Apparently, we’ve barely scratched the surface: According to McKinsey: “while 90 percent of all digital data has been created within the last two years, only one percent of it has been analyzed, across both public and private sectors.” And behemoths like GE are fully on board with advanced analytics, spending $1 billion this year alone to analyze data from sensors on gas turbines, jet engines, and oil pipelines. If they can achieve Google-like results, the implications could be staggering.
A Thought Experiment
Most organizations don’t have the resources of Google or GE, but they do experience similar problems that could be solved with a better understanding of all the variables that impact performance and a mindset of constant improvement. It’s important to keep in mind; Google already had some of the most efficient data centers in the industry before they unleashed DeepMind on the problem.
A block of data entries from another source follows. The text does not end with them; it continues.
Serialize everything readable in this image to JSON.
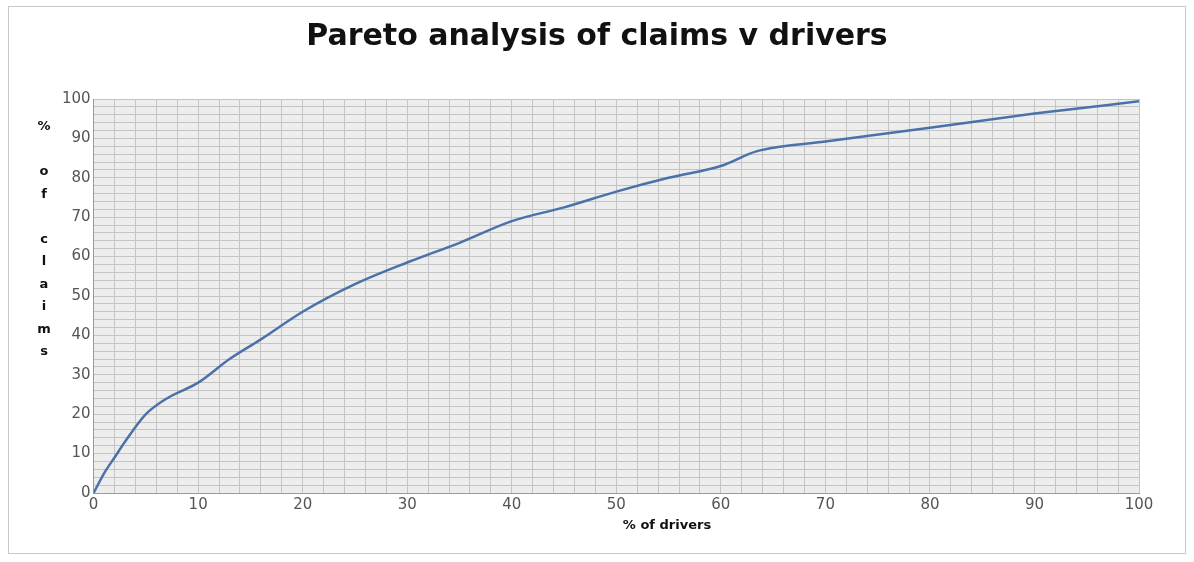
{
  "chart_data": {
    "type": "line",
    "title": "Pareto analysis of claims v drivers",
    "xlabel": "% of drivers",
    "ylabel": "% of claims",
    "x": [
      0,
      1,
      2,
      3,
      5,
      7,
      10,
      13,
      16,
      20,
      25,
      30,
      35,
      40,
      45,
      50,
      55,
      60,
      63.4,
      70,
      80,
      90,
      100
    ],
    "series": [
      {
        "color": "#4a72a8",
        "values": [
          0,
          5,
          9,
          13,
          20,
          24,
          28,
          34,
          39,
          46,
          53,
          58.5,
          63.5,
          69,
          72.5,
          76.5,
          80,
          83,
          86.7,
          89.2,
          92.7,
          96.3,
          99.4
        ]
      }
    ],
    "xlim": [
      0,
      100
    ],
    "ylim": [
      0,
      100
    ],
    "xticks": [
      0,
      {
        "value": 2,
        "label": null
      },
      {
        "value": 4,
        "label": null
      },
      {
        "value": 6,
        "label": null
      },
      {
        "value": 8,
        "label": null
      },
      10,
      {
        "value": 12,
        "label": null
      },
      {
        "value": 14,
        "label": null
      },
      {
        "value": 16,
        "label": null
      },
      {
        "value": 18,
        "label": null
      },
      20,
      {
        "value": 22,
        "label": null
      },
      {
        "value": 24,
        "label": null
      },
      {
        "value": 26,
        "label": null
      },
      {
        "value": 28,
        "label": null
      },
      30,
      {
        "value": 32,
        "label": null
      },
      {
        "value": 34,
        "label": null
      },
      {
        "value": 36,
        "label": null
      },
      {
        "value": 38,
        "label": null
      },
      40,
      {
        "value": 42,
        "label": null
      },
      {
        "value": 44,
        "label": null
      },
      {
        "value": 46,
        "label": null
      },
      {
        "value": 48,
        "label": null
      },
      50,
      {
        "value": 52,
        "label": null
      },
      {
        "value": 54,
        "label": null
      },
      {
        "value": 56,
        "label": null
      },
      {
        "value": 58,
        "label": null
      },
      60,
      {
        "value": 62,
        "label": null
      },
      {
        "value": 64,
        "label": null
      },
      {
        "value": 66,
        "label": null
      },
      {
        "value": 68,
        "label": null
      },
      70,
      {
        "value": 72,
        "label": null
      },
      {
        "value": 74,
        "label": null
      },
      {
        "value": 76,
        "label": null
      },
      {
        "value": 78,
        "label": null
      },
      80,
      {
        "value": 82,
        "label": null
      },
      {
        "value": 84,
        "label": null
      },
      {
        "value": 86,
        "label": null
      },
      {
        "value": 88,
        "label": null
      },
      90,
      {
        "value": 92,
        "label": null
      },
      {
        "value": 94,
        "label": null
      },
      {
        "value": 96,
        "label": null
      },
      {
        "value": 98,
        "label": null
      },
      100
    ],
    "yticks": [
      0,
      {
        "value": 2,
        "label": null
      },
      {
        "value": 4,
        "label": null
      },
      {
        "value": 6,
        "label": null
      },
      {
        "value": 8,
        "label": null
      },
      10,
      {
        "value": 12,
        "label": null
      },
      {
        "value": 14,
        "label": null
      },
      {
        "value": 16,
        "label": null
      },
      {
        "value": 18,
        "label": null
      },
      20,
      {
        "value": 22,
        "label": null
      },
      {
        "value": 24,
        "label": null
      },
      {
        "value": 26,
        "label": null
      },
      {
        "value": 28,
        "label": null
      },
      30,
      {
        "value": 32,
        "label": null
      },
      {
        "value": 34,
        "label": null
      },
      {
        "value": 36,
        "label": null
      },
      {
        "value": 38,
        "label": null
      },
      40,
      {
        "value": 42,
        "label": null
      },
      {
        "value": 44,
        "label": null
      },
      {
        "value": 46,
        "label": null
      },
      {
        "value": 48,
        "label": null
      },
      50,
      {
        "value": 52,
        "label": null
      },
      {
        "value": 54,
        "label": null
      },
      {
        "value": 56,
        "label": null
      },
      {
        "value": 58,
        "label": null
      },
      60,
      {
        "value": 62,
        "label": null
      },
      {
        "value": 64,
        "label": null
      },
      {
        "value": 66,
        "label": null
      },
      {
        "value": 68,
        "label": null
      },
      70,
      {
        "value": 72,
        "label": null
      },
      {
        "value": 74,
        "label": null
      },
      {
        "value": 76,
        "label": null
      },
      {
        "value": 78,
        "label": null
      },
      80,
      {
        "value": 82,
        "label": null
      },
      {
        "value": 84,
        "label": null
      },
      {
        "value": 86,
        "label": null
      },
      {
        "value": 88,
        "label": null
      },
      90,
      {
        "value": 92,
        "label": null
      },
      {
        "value": 94,
        "label": null
      },
      {
        "value": 96,
        "label": null
      },
      {
        "value": 98,
        "label": null
      },
      100
    ],
    "grid": true,
    "marker": "none",
    "line_style": "solid"
  }
}
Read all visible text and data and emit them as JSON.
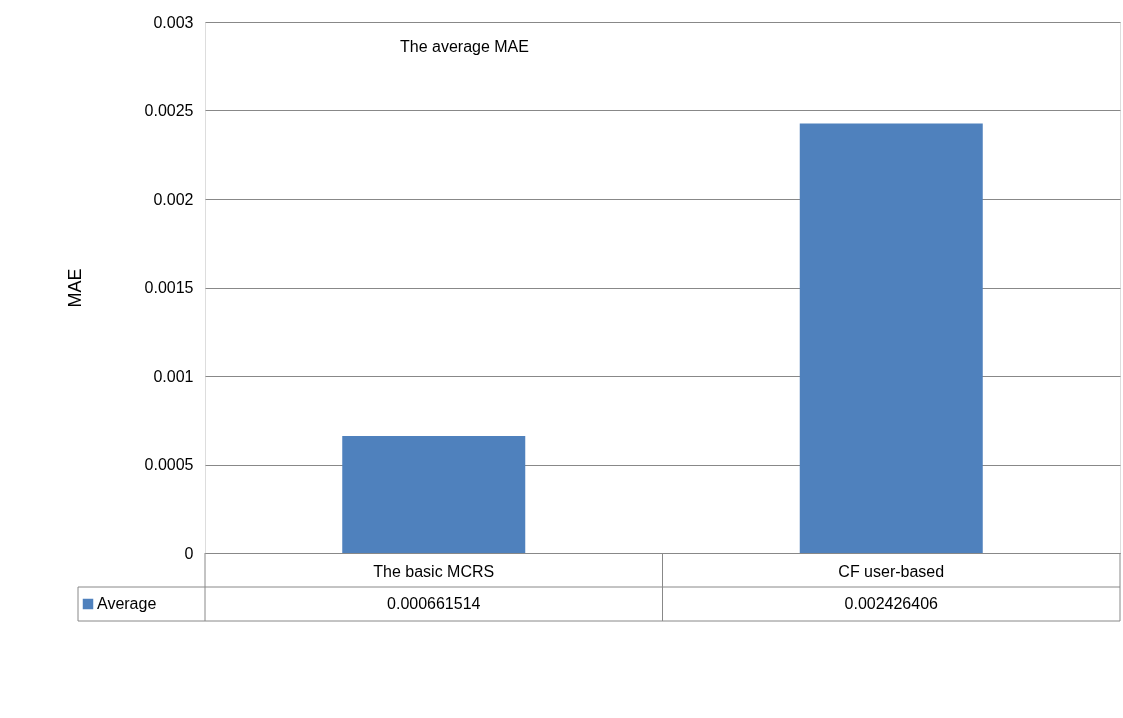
{
  "chart_data": {
    "type": "bar",
    "title": "The average MAE",
    "ylabel": "MAE",
    "categories": [
      "The basic MCRS",
      "CF user-based"
    ],
    "series": [
      {
        "name": "Average",
        "color": "#4f81bd",
        "values": [
          0.000661514,
          0.002426406
        ]
      }
    ],
    "ylim": [
      0,
      0.003
    ],
    "yticks": [
      0,
      0.0005,
      0.001,
      0.0015,
      0.002,
      0.0025,
      0.003
    ],
    "grid": "y",
    "legend": "bottom",
    "data_labels": true
  }
}
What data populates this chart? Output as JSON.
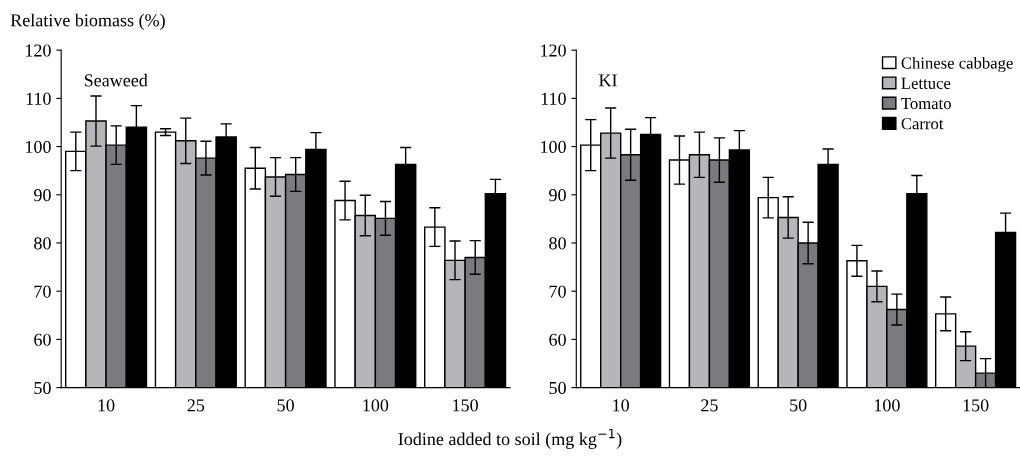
{
  "chart_data": [
    {
      "type": "bar",
      "title": "Seaweed",
      "ylabel": "Relative biomass (%)",
      "xlabel": "Iodine added to soil (mg kg$^{−1}$)",
      "categories": [
        "10",
        "25",
        "50",
        "100",
        "150"
      ],
      "ylim": [
        50,
        120
      ],
      "yticks": [
        50,
        60,
        70,
        80,
        90,
        100,
        110,
        120
      ],
      "grid": false,
      "legend": false,
      "series": [
        {
          "color": "#ffffff",
          "values": [
            99,
            103,
            95.5,
            88.8,
            83.3
          ],
          "errors": [
            4,
            0.7,
            4.3,
            4,
            4
          ]
        },
        {
          "color": "#b4b6b9",
          "values": [
            105.3,
            101.2,
            93.7,
            85.7,
            76.4
          ],
          "errors": [
            5.2,
            4.7,
            4,
            4.2,
            4
          ]
        },
        {
          "color": "#7a7b7f",
          "values": [
            100.3,
            97.6,
            94.2,
            85.1,
            77
          ],
          "errors": [
            4,
            3.5,
            3.5,
            3.5,
            3.5
          ]
        },
        {
          "color": "#000000",
          "values": [
            104,
            102,
            99.4,
            96.3,
            90.2
          ],
          "errors": [
            4.5,
            2.7,
            3.5,
            3.5,
            3
          ]
        }
      ]
    },
    {
      "type": "bar",
      "title": "KI",
      "categories": [
        "10",
        "25",
        "50",
        "100",
        "150"
      ],
      "ylim": [
        50,
        120
      ],
      "yticks": [
        50,
        60,
        70,
        80,
        90,
        100,
        110,
        120
      ],
      "grid": false,
      "legend": "top right",
      "series": [
        {
          "name": "Chinese cabbage",
          "color": "#ffffff",
          "values": [
            100.3,
            97.2,
            89.4,
            76.3,
            65.3
          ],
          "errors": [
            5.3,
            5,
            4.2,
            3.2,
            3.5
          ]
        },
        {
          "name": "Lettuce",
          "color": "#b4b6b9",
          "values": [
            102.8,
            98.3,
            85.3,
            71,
            58.6
          ],
          "errors": [
            5.2,
            4.7,
            4.3,
            3.2,
            3
          ]
        },
        {
          "name": "Tomato",
          "color": "#7a7b7f",
          "values": [
            98.3,
            97.2,
            80,
            66.2,
            53
          ],
          "errors": [
            5.3,
            4.6,
            4.3,
            3.2,
            3
          ]
        },
        {
          "name": "Carrot",
          "color": "#000000",
          "values": [
            102.5,
            99.3,
            96.3,
            90.2,
            82.2
          ],
          "errors": [
            3.5,
            4,
            3.2,
            3.8,
            4
          ]
        }
      ]
    }
  ]
}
Obviously, you can’t snap your fingers and suddenly become Google. So, perhaps a thought experiment is in order. One where you, for a moment, suspend disbelief, set aside current constraints, and think about what’s possible. With the Google example in mind, in what areas of your organization could you reap the greatest benefit with respect to, for example, production or servicing costs, or close ratios and customer retention that drive revenue? What are the key variables that impact each of these areas and if you had perfect information what would it tell you? If you come up with, for instance, five variables that impact customer support costs, try to come up with 10 or even 20. Challenge your team to do the same. The point is not to engage in some pie-in-the-sky exercise, but to appreciate the level of complexity inherent in any activity within your business, and to start to look for correlations between events, activities, behaviors, and outcomes.
Further, you need to challenge the conventional wisdom in your organization that reinforces that notion that finding the “single cause” for performance issues will result in optimal outcomes, when in fact understanding the broader collection of variables will likely produce better results. Google identified 120 variables just for data center energy consumption. How about you?